Dengan senyum yang tipis akhirnya Lana menganggukkan kepalanya dan berkata,” iya” pada Rangga.
Sore itu adalah sore yang paling berkesan dalam hidup Lana. Lana menghabiskan waktunya di pantai dengan Rangga. Canda tawa bermain dan bergembira membuat Lana melupakan sejenak penyakitnya. Ini adalah hari pertama kalinya Lana merasakan kebahagian di dalam hidupnya karena Rangga. Kemudian mereka duduk di ujung pantai sambil melihat ada warna jingga di cakrawala…..
“Senja adalah waktu yang paling aku suka” ucap lana.
“Aku tidak suka senja, karna indahnya hanya sementara.”ucap Rangga sambil tertawa tipis.
“Senja emang tidak seindah pelangi namun senja berjanji besok akan kembali” ucap Lana sambil menatap ke arah Rangga.
“Namun Semua keindahan itu kalah dengan wanita yg ada di sampingku” ucap Rangga sambil menatap ke arah Lana dan mencium Lana.
“Deg..” suara hati Lana, Lana terharu bahagia mendengar ucapan itu dari mulut Rangga.

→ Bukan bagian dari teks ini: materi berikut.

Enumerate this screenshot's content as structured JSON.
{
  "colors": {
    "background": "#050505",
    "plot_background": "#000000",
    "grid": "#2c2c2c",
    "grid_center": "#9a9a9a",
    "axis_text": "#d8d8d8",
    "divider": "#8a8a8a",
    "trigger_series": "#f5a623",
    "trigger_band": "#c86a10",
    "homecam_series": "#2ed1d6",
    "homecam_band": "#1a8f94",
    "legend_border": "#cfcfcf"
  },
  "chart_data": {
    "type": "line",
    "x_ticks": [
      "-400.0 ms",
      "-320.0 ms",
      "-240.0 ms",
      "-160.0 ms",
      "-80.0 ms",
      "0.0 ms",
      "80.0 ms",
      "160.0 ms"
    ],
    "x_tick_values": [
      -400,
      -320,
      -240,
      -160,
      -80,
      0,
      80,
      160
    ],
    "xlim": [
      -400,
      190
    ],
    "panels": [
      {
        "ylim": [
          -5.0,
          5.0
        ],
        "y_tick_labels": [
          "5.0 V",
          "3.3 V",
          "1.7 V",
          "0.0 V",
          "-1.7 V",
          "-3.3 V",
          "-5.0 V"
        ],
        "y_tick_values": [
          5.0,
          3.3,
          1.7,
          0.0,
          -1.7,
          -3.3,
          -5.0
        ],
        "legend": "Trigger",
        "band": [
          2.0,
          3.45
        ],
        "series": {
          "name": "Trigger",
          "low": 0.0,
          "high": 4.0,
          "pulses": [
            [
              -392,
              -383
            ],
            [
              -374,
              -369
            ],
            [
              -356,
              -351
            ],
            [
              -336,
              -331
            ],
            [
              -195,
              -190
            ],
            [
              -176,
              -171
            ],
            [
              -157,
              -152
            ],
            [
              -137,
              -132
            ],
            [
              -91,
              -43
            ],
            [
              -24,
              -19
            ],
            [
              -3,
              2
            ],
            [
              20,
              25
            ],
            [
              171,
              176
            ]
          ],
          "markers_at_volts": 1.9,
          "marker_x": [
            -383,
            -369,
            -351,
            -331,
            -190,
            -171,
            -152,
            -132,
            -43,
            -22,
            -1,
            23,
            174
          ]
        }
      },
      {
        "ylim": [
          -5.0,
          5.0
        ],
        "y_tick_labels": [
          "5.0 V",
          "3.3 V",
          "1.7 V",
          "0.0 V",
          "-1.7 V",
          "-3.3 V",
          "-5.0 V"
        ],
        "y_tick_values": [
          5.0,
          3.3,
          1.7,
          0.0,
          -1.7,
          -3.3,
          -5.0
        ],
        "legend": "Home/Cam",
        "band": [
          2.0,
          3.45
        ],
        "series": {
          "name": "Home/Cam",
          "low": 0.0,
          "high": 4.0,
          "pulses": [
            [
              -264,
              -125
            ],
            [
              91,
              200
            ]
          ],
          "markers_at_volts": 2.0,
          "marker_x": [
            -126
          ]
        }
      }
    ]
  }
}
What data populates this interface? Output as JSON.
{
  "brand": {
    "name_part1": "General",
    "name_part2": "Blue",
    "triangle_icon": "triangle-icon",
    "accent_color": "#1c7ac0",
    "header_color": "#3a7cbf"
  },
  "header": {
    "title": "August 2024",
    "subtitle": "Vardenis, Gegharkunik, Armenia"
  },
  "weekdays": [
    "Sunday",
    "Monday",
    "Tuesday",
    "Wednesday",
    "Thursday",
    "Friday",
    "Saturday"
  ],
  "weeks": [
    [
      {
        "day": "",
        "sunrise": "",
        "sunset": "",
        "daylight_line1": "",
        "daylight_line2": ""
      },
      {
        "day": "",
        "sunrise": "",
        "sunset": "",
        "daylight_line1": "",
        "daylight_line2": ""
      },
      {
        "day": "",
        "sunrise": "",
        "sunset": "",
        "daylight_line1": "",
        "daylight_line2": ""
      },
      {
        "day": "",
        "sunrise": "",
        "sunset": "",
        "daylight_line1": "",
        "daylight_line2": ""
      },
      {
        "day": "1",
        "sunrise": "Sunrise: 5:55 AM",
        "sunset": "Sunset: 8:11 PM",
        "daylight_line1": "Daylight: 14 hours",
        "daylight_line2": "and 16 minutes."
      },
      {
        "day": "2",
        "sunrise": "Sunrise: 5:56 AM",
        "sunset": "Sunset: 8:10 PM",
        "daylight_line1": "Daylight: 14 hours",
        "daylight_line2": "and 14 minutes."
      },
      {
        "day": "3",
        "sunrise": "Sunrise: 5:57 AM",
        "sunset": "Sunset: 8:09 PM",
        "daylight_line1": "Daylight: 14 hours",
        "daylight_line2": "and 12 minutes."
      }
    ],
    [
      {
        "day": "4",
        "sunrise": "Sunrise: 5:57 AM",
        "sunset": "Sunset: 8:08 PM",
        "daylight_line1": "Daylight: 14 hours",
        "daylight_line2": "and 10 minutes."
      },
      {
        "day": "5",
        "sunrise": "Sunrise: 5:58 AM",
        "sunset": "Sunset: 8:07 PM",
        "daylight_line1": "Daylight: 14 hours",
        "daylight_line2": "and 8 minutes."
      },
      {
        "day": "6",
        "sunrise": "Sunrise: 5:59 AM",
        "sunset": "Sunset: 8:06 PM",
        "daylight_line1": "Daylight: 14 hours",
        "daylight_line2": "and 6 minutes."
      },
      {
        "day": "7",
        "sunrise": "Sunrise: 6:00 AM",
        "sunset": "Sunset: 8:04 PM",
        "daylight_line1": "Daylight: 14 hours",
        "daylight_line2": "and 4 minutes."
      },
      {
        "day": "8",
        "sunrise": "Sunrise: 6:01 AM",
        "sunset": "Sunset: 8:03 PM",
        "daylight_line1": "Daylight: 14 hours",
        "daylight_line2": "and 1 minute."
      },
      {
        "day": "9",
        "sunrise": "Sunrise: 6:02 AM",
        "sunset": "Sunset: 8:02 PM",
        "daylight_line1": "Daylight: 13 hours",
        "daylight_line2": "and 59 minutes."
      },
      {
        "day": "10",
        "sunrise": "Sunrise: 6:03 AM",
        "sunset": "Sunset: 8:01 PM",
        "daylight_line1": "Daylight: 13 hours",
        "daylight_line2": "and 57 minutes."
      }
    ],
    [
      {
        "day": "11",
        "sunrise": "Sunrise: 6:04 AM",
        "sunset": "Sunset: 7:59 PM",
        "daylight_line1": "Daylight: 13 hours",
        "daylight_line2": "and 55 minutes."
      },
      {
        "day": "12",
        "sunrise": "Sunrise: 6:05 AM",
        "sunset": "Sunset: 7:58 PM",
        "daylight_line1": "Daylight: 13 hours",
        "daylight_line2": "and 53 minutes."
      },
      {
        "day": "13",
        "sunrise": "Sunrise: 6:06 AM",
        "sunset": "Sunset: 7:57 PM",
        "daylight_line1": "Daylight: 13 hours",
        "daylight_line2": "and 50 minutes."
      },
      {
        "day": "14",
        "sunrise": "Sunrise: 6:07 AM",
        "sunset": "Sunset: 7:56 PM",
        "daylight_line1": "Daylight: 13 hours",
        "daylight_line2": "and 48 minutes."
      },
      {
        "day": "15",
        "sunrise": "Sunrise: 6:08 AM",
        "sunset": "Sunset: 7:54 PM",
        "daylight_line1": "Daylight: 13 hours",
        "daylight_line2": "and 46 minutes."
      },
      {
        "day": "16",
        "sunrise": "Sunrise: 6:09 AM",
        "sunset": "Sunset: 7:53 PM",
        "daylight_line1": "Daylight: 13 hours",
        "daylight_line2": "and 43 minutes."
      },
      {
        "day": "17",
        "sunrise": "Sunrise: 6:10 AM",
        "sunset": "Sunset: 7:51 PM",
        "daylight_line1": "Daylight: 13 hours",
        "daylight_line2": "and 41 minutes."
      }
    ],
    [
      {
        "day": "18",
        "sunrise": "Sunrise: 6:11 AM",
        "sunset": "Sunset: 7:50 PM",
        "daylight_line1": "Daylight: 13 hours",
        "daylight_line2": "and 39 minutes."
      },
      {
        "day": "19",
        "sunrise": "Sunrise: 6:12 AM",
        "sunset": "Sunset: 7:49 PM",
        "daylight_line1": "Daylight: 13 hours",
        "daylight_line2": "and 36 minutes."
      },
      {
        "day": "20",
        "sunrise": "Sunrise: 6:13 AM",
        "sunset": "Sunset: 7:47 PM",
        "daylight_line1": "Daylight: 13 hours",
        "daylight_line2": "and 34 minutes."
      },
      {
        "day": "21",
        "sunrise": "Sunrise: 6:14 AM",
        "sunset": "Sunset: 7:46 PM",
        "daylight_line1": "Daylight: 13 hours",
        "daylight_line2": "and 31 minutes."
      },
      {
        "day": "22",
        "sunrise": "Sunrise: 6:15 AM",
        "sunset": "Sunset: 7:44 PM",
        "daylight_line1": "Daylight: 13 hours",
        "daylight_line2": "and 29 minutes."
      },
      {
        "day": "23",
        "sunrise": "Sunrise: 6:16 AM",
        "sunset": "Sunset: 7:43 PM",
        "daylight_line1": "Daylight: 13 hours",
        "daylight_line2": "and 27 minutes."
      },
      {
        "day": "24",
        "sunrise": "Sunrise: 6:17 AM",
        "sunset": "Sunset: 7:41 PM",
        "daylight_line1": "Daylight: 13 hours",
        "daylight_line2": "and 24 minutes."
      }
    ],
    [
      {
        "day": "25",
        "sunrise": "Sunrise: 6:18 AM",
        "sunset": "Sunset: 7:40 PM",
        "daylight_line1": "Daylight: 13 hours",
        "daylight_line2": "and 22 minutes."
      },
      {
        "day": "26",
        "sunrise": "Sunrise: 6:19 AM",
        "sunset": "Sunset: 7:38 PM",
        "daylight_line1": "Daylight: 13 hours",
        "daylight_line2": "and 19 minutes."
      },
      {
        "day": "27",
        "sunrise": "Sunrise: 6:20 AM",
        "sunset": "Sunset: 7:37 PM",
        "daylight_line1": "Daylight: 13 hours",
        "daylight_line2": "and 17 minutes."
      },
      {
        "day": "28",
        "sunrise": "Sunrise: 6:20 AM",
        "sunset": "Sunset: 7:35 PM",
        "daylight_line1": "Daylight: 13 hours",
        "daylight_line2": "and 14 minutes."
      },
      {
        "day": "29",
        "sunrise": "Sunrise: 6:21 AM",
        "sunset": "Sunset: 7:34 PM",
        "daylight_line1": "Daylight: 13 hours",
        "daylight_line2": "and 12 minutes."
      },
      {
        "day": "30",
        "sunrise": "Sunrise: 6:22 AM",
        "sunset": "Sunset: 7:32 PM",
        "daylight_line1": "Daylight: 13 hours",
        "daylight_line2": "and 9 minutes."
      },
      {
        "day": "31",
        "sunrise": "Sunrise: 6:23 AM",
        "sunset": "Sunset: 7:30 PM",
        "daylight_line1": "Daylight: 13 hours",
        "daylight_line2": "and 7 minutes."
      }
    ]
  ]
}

Dia memejamkan mata hendak berkata iya aku juga mencintaimu. Namun kata-kata itu tertahan karena ia mengingat bahwa hidupnya tidak akan bertahan lama di dunia.
“Kamu sadar ga sih apa yang kamu ucapkan barusan?” ucap Lana dengan nada tinggi.

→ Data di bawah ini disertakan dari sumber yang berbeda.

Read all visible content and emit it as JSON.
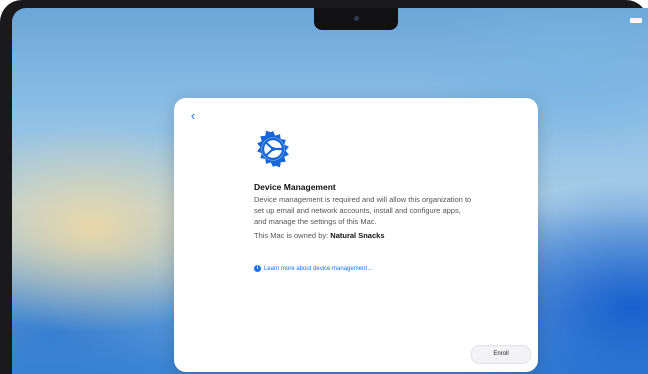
{
  "dialog": {
    "back_icon": "chevron-left-icon",
    "header_icon": "gear-icon",
    "title": "Device Management",
    "description": "Device management is required and will allow this organization to set up email and network accounts, install and configure apps, and manage the settings of this Mac.",
    "owned_prefix": "This Mac is owned by:",
    "owner": "Natural Snacks",
    "learn_more": "Learn more about device management…",
    "enroll_button": "Enroll"
  },
  "colors": {
    "accent": "#1a73e8"
  }
}
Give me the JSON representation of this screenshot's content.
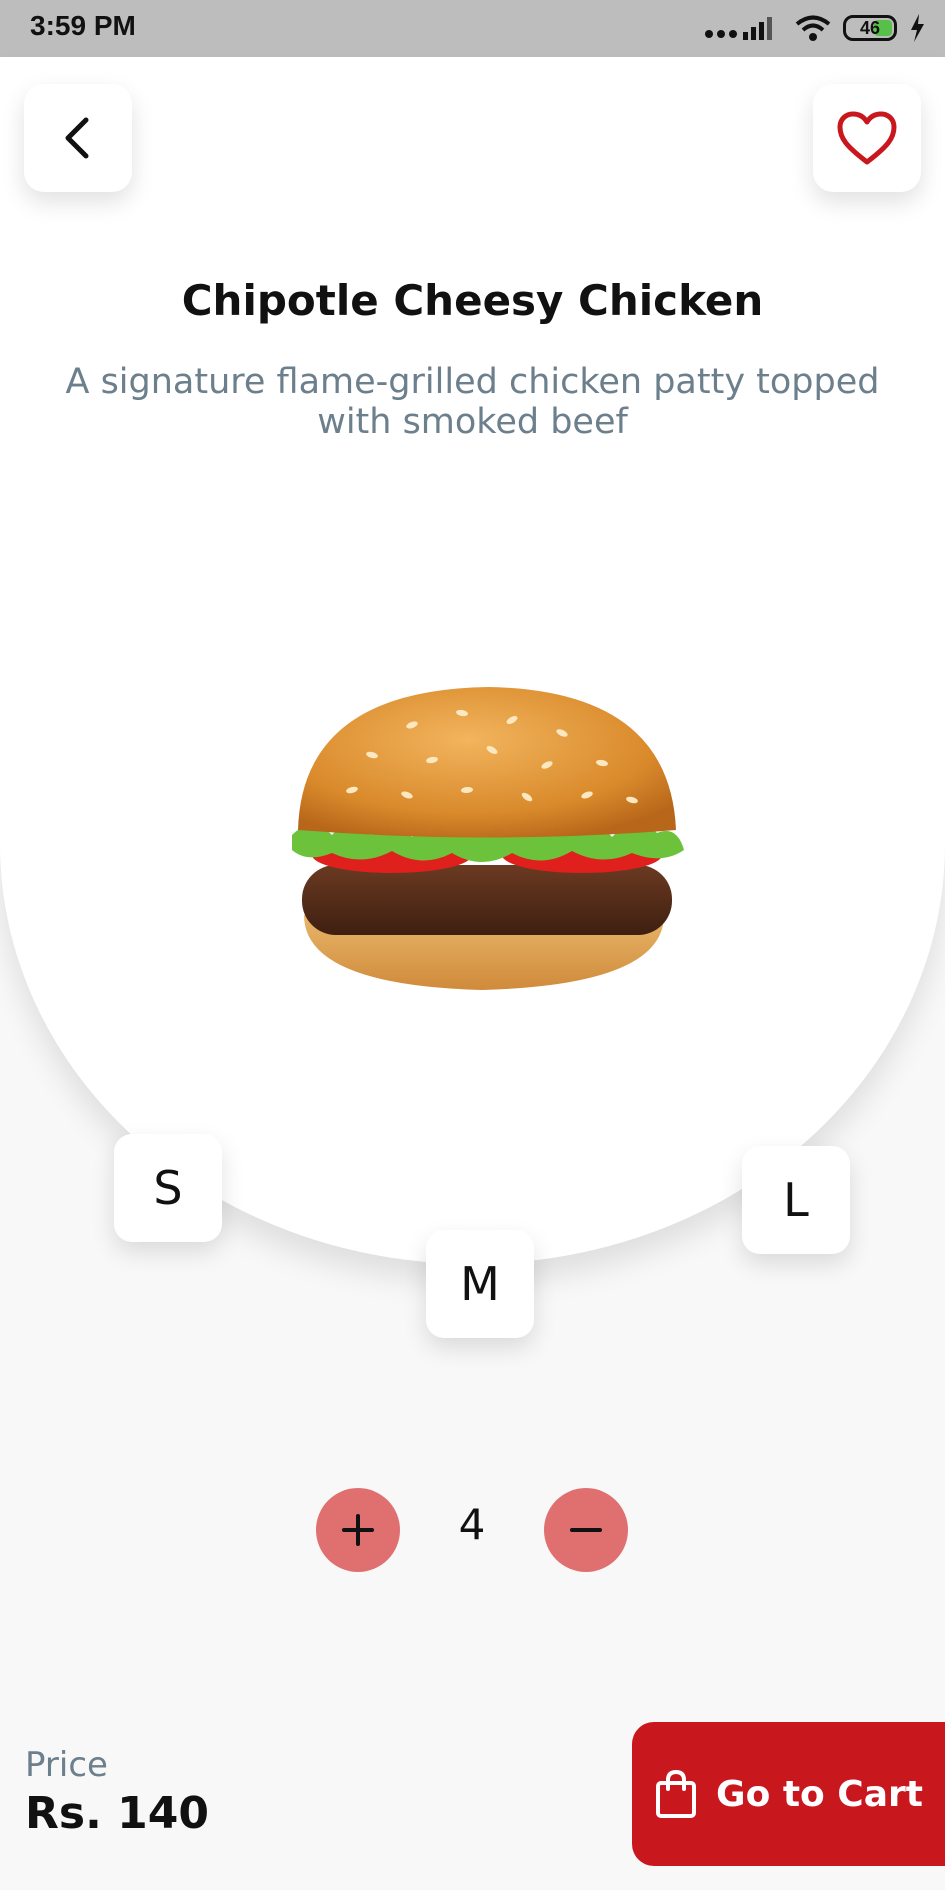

“Iya lan kali ini aku serius mencintaimu” ucap Rangga.
“Dasar gila. Mana mungkinlah aku suka ama kamu, bego!” ucap Lana berlari meninggalkan Rangga sambil menangis meneteskan air mata. Dia tidak ingin Rangga terbebani dengan cinta yang akan meninggalkannya ke surge. Itulah yg menyebabkan Lana menolak cinta Rangga walau dia juga mencintainya.

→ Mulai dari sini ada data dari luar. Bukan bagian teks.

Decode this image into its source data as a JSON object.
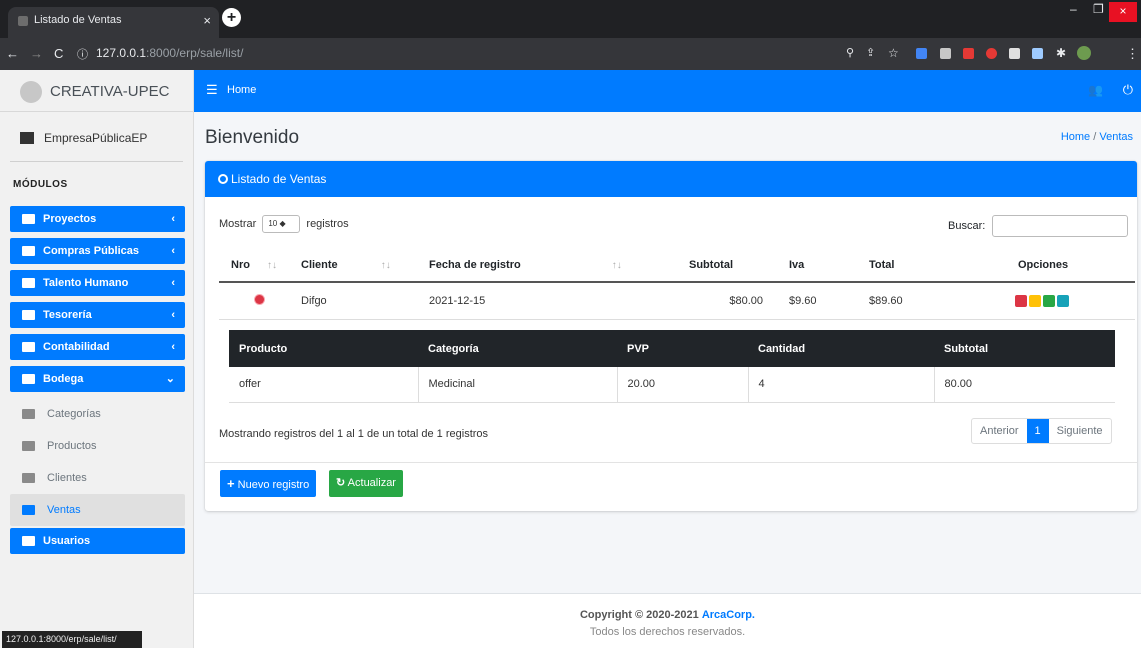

Keesokan harinya di dlm kelas Lana dan Rangga Tidak saling tegur sapa lagi. Rangga memamerkan kebersamaannya bersama Dinda di depan Lana. Walau hati Lana sakit, ia tetap mengiklaskannya. Seiring berjalannya waktu, penyakit Lana semakin Keras.
Malam itu Lana dilarikan kerumah sakit oleh ayah dan bundanya. Satu minggu menghilangnya Kabar Lana, Rangga akhirnya memutuskan untuk ke rumah Lana. Akan tetapi…….
“Lana ga ada”, ucap ayah Lana sambil menahan sesak tangis
” Maksudnya Om… Tante… ?”ucap Rangga.
Dengan suara yang terputus-putus menahan rasa sesak di dada ayah dan bunda Lana berkata bahwa Lana sudah meninggalkan kita selamanya. Betapa terkejutnya Rangga. Air mata Rangga menetes dan ia berteriak bahwa ia tidak mau di tinggalkan oleh Lana. Bunda lana pun memeluk Rangga dan memberikan sebuah surat kecil dari Lana untuknya.
“Rangga….maafkan aku telah menyakitimu selama aku hidup di dunia ini, aku ingin berkata bahwa aku juga mencintaimu seperti engkau mencintaiku. Tapi inilah alasanku mengapa aku tidak menerima dirimu. Maafkan aku Rangga. Jika Rangga Merindukan Lana, Rangga lihat saja cakrawala, Lana akan selalu di sana dengan senja….” Ucapan dari Surat Lana.
Sesak perih sakit dirasakan Rangga namun Tuhan sudah merencanakan ini untuknya kini dia harus mengikhlaskan kepergian Lana sampai senja menjemputnya juga.